• ramify •
Part of Speech: Verb, intransitive
Meaning: 1. To branch out, to extend multiple branches, to split up in a branching manner. 2. To have consequences.
Notes: Today's Good Word belongs to a large family of related words referring to various types of branching. We are all familiar with the noun, ramification, but do we all realize that this noun also means "branching" and "all the branches on a tree"? The family includes two adjectives: ramiform "having a branching shape" and ramiferous "having branches".
In Play: Anything that sends out shoots or branches also ramifies: "The road through the woods ramified at several points, causing Francine to lose her way." It is also the case that anything with consequences ramifies: "The failure of the committee to reach a decision ramified in ways no one wished to think about."

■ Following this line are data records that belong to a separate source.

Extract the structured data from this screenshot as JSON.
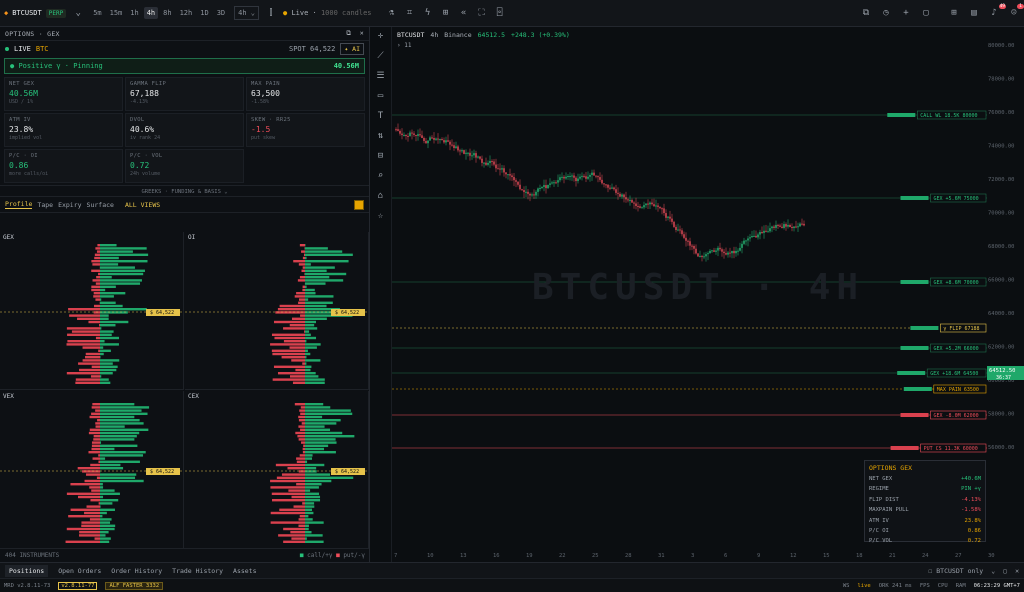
{
  "topbar": {
    "symbol": "BTCUSDT",
    "badge": "PERP",
    "timeframes": [
      "5m",
      "15m",
      "1h",
      "4h",
      "8h",
      "12h",
      "1D",
      "3D"
    ],
    "active_tf": "4h",
    "tf_select": "4h",
    "live_label": "Live",
    "candles_label": "1000 candles",
    "notif_count_1": "49",
    "notif_count_2": "1"
  },
  "left": {
    "header": "OPTIONS · GEX",
    "live": "LIVE",
    "asset": "BTC",
    "spot": "SPOT 64,522",
    "ai": "AI",
    "regime_label": "Positive γ · Pinning",
    "regime_value": "40.56M",
    "cards": [
      {
        "t": "NET GEX",
        "v": "40.56M",
        "s": "USD / 1%",
        "cls": "green"
      },
      {
        "t": "GAMMA FLIP",
        "v": "67,188",
        "s": "-4.13%",
        "cls": ""
      },
      {
        "t": "MAX PAIN",
        "v": "63,500",
        "s": "-1.58%",
        "cls": ""
      },
      {
        "t": "ATM IV",
        "v": "23.8%",
        "s": "implied vol",
        "cls": ""
      },
      {
        "t": "DVOL",
        "v": "40.6%",
        "s": "iv rank 24",
        "cls": ""
      },
      {
        "t": "SKEW · RR25",
        "v": "-1.5",
        "s": "put skew",
        "cls": "red"
      },
      {
        "t": "P/C · OI",
        "v": "0.86",
        "s": "more calls/oi",
        "cls": "green"
      },
      {
        "t": "P/C · VOL",
        "v": "0.72",
        "s": "24h volume",
        "cls": "green"
      }
    ],
    "greeks": "GREEKS · FUNDING & BASIS ⌄",
    "tabs": [
      "Profile",
      "Tape",
      "Expiry",
      "Surface"
    ],
    "allviews": "ALL VIEWS",
    "panels": [
      {
        "name": "GEX",
        "spot": "$ 64,522"
      },
      {
        "name": "OI",
        "spot": "$ 64,522"
      },
      {
        "name": "VEX",
        "spot": "$ 64,522"
      },
      {
        "name": "CEX",
        "spot": "$ 64,522"
      }
    ],
    "foot_left": "404 INSTRUMENTS",
    "foot_right_1": "call/+γ",
    "foot_right_2": "put/-γ"
  },
  "chart": {
    "symbol": "BTCUSDT",
    "tf": "4h",
    "exch": "Binance",
    "price": "64512.5",
    "change": "+248.3 (+0.39%)",
    "sub": "› 11",
    "watermark": "BTCUSDT · 4H",
    "yticks": [
      "80000.00",
      "78000.00",
      "76000.00",
      "74000.00",
      "72000.00",
      "70000.00",
      "68000.00",
      "66000.00",
      "64000.00",
      "62000.00",
      "60000.00",
      "58000.00",
      "56000.00"
    ],
    "xticks": [
      "7",
      "10",
      "13",
      "16",
      "19",
      "22",
      "25",
      "28",
      "31",
      "3",
      "6",
      "9",
      "12",
      "15",
      "18",
      "21",
      "24",
      "27",
      "30"
    ],
    "levels": [
      {
        "label": "CALL WL 18.5K 80000",
        "color": "#1f6f4a"
      },
      {
        "label": "GEX +5.6M 75000",
        "color": "#1f6f4a"
      },
      {
        "label": "GEX +8.6M 70000",
        "color": "#1f6f4a"
      },
      {
        "label": "γ FLIP 67188",
        "color": "#e6c34a"
      },
      {
        "label": "GEX +5.2M 66000",
        "color": "#1f6f4a"
      },
      {
        "label": "GEX +18.6M 64500",
        "color": "#1f6f4a"
      },
      {
        "label": "MAX PAIN 63500",
        "color": "#e6a400"
      },
      {
        "label": "GEX -8.0M 62000",
        "color": "#ef4d5a"
      },
      {
        "label": "PUT CS 11.3K 60000",
        "color": "#ef4d5a"
      }
    ],
    "last_price": "64512.50",
    "countdown": "36:37",
    "ogex": {
      "title": "OPTIONS GEX",
      "rows": [
        [
          "NET GEX",
          "+40.6M"
        ],
        [
          "REGIME",
          "PIN +γ"
        ],
        [
          "FLIP DIST",
          "-4.13%"
        ],
        [
          "MAXPAIN PULL",
          "-1.58%"
        ],
        [
          "ATM IV",
          "23.8%"
        ],
        [
          "P/C OI",
          "0.86"
        ],
        [
          "P/C VOL",
          "0.72"
        ]
      ]
    }
  },
  "bottom": {
    "tabs": [
      "Positions",
      "Open Orders",
      "Order History",
      "Trade History",
      "Assets"
    ],
    "filter": "BTCUSDT only"
  },
  "status": {
    "mrd": "MRD v2.8.11-73",
    "ver": "v2.8.11-77",
    "alf": "ALF FASTER 3332",
    "ws": "WS",
    "live": "live",
    "ork": "ORK 241 ms",
    "fps": "FPS",
    "cpu": "CPU",
    "ram": "RAM",
    "time": "06:23:29 GMT+7"
  }
}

Word History: English borrowed today's Good Word from French ramifier, a reduction of Latin ramificare. This verb originated as a compound verb containing ramus "branch" + -ficare, a reduction of facere "do, make". (In fact, all English verbs ending on -ify owe their suffix to Latin facere.) The root underling the ram- in ramus originated as the Proto-Indo-European root, wrad- "branch, root", which also provided Latin with radix (radic-s) "root", borrowed by English in radical. In fact, English root and German Wurzel "root" also come from the PIE root for "root". Apparently, our PIE ancestors did not distinguish between above-ground and below-ground ramifications. (The ramification of Grogie's suggestion of today's Good Word in the Alpha Agora is that we owe him or her a debt of gratitude.)